3. Check for defects. Watch for obvious problems such as loose steps, torn carpet, missing floor tiles, or light fixtures that don't work. Defects that you can easily remove, fix, or cover are less important than those that are expensive to repair or over which you have no control, such as a poor roof.
4. Evaluate security. Think about how secure the space is in view of the crime history of the neighborhood and the likelihood that your business will be a target. Make sure the doors and locks are in good shape and sturdy enough to deter would-be intruders. Visit a potential site at different times of the day and evening. Is there adequate street and other lighting? Are there any other business establishments open in the evening? Is it going to be safe in the evening if you or your employees are working late?
5. Examine the heating, cooling, and ventilation systems. Find out if there is adequate ductwork to serve all areas, including those that might be enclosed by new walls. Note where the thermostat is located and if there are multiple thermostats for different zones. Determine if you can control the temperature. And make sure that heating, cooling, and ventilation are available outside of normal working hours if this is important to your business or to your business equipment.
6. Evaluate access and convenience. Walk around the building and check out the elevators, stairways, storage areas, and lobbies. Think about whether disabled people will be able to make their way around without unusual difficulty (you may be obligated to make the space accessible under the Americans With Disabilities Act). Investigate the parking situation and, in the case of on-site parking, observe how convenient the space is, whether it's crowded, and whether spaces are set aside for individual tenants in multi-tenant buildings.
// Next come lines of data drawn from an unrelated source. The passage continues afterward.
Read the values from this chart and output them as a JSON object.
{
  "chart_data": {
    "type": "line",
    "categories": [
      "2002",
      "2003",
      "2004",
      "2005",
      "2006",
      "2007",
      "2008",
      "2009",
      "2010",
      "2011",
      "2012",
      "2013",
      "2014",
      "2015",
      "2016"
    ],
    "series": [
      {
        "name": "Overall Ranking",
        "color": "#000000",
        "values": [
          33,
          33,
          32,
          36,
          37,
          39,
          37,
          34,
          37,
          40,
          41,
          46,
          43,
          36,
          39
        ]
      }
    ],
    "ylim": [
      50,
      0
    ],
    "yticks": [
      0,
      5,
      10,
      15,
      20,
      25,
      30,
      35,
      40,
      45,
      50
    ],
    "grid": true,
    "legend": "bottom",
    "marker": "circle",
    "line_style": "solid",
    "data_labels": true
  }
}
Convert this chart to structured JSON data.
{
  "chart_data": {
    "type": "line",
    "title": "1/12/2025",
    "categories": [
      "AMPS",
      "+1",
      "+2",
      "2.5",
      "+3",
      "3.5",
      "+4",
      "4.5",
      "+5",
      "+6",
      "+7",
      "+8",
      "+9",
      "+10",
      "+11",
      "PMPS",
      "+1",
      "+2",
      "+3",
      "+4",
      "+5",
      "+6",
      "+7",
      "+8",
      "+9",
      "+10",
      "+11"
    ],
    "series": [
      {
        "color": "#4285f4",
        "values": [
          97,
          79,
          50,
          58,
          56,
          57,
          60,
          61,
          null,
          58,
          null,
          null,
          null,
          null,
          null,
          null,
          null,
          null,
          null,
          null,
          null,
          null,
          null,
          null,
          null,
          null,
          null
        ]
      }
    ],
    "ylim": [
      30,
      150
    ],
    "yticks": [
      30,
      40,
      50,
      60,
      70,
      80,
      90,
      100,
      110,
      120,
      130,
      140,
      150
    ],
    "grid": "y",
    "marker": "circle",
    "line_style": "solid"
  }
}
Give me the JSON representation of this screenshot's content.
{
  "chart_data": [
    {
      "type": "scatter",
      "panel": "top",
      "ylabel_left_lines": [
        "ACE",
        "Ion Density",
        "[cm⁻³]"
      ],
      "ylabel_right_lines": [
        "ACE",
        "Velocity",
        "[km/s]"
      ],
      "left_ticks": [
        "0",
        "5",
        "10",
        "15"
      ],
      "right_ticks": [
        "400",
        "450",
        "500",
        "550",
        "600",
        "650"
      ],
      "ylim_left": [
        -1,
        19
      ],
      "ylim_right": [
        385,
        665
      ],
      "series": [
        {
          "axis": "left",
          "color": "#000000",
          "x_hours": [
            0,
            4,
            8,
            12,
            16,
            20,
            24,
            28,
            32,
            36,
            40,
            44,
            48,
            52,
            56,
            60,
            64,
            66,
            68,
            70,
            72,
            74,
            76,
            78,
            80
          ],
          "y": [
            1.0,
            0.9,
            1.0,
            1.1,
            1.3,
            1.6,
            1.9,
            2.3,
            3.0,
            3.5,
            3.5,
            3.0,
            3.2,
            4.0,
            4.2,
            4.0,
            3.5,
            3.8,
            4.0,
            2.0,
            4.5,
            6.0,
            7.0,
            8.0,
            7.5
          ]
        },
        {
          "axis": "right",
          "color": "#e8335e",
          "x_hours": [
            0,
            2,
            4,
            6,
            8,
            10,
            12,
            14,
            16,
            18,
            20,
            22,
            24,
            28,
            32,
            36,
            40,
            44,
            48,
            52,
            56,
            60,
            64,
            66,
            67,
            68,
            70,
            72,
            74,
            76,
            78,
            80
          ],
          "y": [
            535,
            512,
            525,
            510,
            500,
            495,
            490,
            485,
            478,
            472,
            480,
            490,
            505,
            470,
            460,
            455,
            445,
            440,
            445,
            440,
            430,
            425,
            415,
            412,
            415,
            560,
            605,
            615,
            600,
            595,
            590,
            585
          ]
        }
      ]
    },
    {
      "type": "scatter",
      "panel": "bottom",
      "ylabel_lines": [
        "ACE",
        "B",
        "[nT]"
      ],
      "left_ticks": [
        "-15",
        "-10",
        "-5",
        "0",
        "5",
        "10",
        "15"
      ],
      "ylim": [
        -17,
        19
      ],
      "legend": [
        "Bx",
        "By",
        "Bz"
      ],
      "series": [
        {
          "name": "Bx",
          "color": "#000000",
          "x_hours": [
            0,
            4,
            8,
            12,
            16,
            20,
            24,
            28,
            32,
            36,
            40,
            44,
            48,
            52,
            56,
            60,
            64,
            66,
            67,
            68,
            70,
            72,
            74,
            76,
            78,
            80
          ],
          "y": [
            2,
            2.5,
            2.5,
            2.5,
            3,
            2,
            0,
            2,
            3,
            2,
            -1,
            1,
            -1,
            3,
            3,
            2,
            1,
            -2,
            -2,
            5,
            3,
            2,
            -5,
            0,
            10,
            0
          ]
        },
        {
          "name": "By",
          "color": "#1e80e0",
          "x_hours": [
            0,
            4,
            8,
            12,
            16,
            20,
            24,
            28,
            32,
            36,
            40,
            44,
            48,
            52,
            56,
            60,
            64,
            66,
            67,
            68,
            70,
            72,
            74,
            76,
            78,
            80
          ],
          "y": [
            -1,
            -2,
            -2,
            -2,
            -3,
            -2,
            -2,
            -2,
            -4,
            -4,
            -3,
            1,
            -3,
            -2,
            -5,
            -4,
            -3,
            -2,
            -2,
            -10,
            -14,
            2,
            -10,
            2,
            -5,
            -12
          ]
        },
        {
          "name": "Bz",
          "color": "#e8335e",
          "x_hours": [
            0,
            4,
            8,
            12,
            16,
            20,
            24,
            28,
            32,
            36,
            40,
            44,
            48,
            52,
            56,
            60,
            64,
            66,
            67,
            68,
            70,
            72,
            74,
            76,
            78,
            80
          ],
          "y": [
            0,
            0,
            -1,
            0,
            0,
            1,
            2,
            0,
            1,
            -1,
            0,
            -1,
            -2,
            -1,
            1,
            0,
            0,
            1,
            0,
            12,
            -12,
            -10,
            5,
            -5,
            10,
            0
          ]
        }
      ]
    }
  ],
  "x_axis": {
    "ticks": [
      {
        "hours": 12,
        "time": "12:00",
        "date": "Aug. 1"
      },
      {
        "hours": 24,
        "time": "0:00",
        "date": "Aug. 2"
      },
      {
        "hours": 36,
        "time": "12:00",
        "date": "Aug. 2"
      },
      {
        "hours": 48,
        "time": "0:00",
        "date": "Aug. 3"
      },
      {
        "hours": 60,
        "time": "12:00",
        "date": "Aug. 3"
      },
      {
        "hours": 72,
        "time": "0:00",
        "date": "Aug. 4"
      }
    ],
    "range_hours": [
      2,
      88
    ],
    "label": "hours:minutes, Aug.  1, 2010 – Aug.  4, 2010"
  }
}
7. Consider improvements. Assuming that the space has some possibilities for you, try to evaluate how difficult (and expensive) it will be to fix any problems. Cosmetic changes such as painting the walls are easy and inexpensive. Installing a much wider entry door or reinforcing the floor to accommodate your equipment may be more difficult and costly if it involves structural changes. While tenants and landlords often negotiate substantial improvements in the space (sometimes landlords give tenants money to accomplish these changes, called an "improvement allowance"), it's normally better to deal with space that requires relatively little renovation.
8. Investigate zoning compliance.Once you decide that a particular space holds promise, think about local ordinances, which can affect your ability to use the space the way you'd like to. For example, a zoning ordinance that allows offices in a certain district may not permit retail uses, and vice versa. The landlord or broker should be familiar with how the property is zoned. Still, it pays to check with a zoning official at City Hall -- they're usually part of the planning or building department -- to confirm that the space you're considering is zoned for your business. If the zoning provisions exclude your business, you may decide to try to get an exception (called a variance ), but you'll probably need some legal assistance. Like counting your chickens, it's almost always a bad idea to sign a lease before a variance is a reality.
9. Plan for licenses or permits. Depending on the nature of your business, you may need to get a special permit or license before you can open shop. (Don't confuse zoning with permits: Zoning laws regulate where a business can set up shop; permits and licenses control whether they can go into operation.) If you plan to open a restaurant, for example, you'll need to be sure your kitchen gets health department approval and perhaps fire department approval as well. You may also need a liquor license. Before settling on a particular space, find out how long it will take you to obtain these permits -- you don't want to commit to a space and then not be able to open up because you're waiting for permits.
10. Consult with experts if necessary. Your careful visits to a prospective site should give you a good sense of the space's physical condition, but sometimes you need information from someone more experienced in structural matters -- for example, a structural engineer or architect. Getting expert advice is wise if you think you'll need substantial renovations -- you need to know if the proposed changes are feasible and can be done at reasonable expense. Also, if your lease will require you to pay some or all of the maintenance and repair costs, you'll want an expert's opinion on what to anticipate. This information will also be invaluable when you negotiate with the landlord over who pays for your improvements.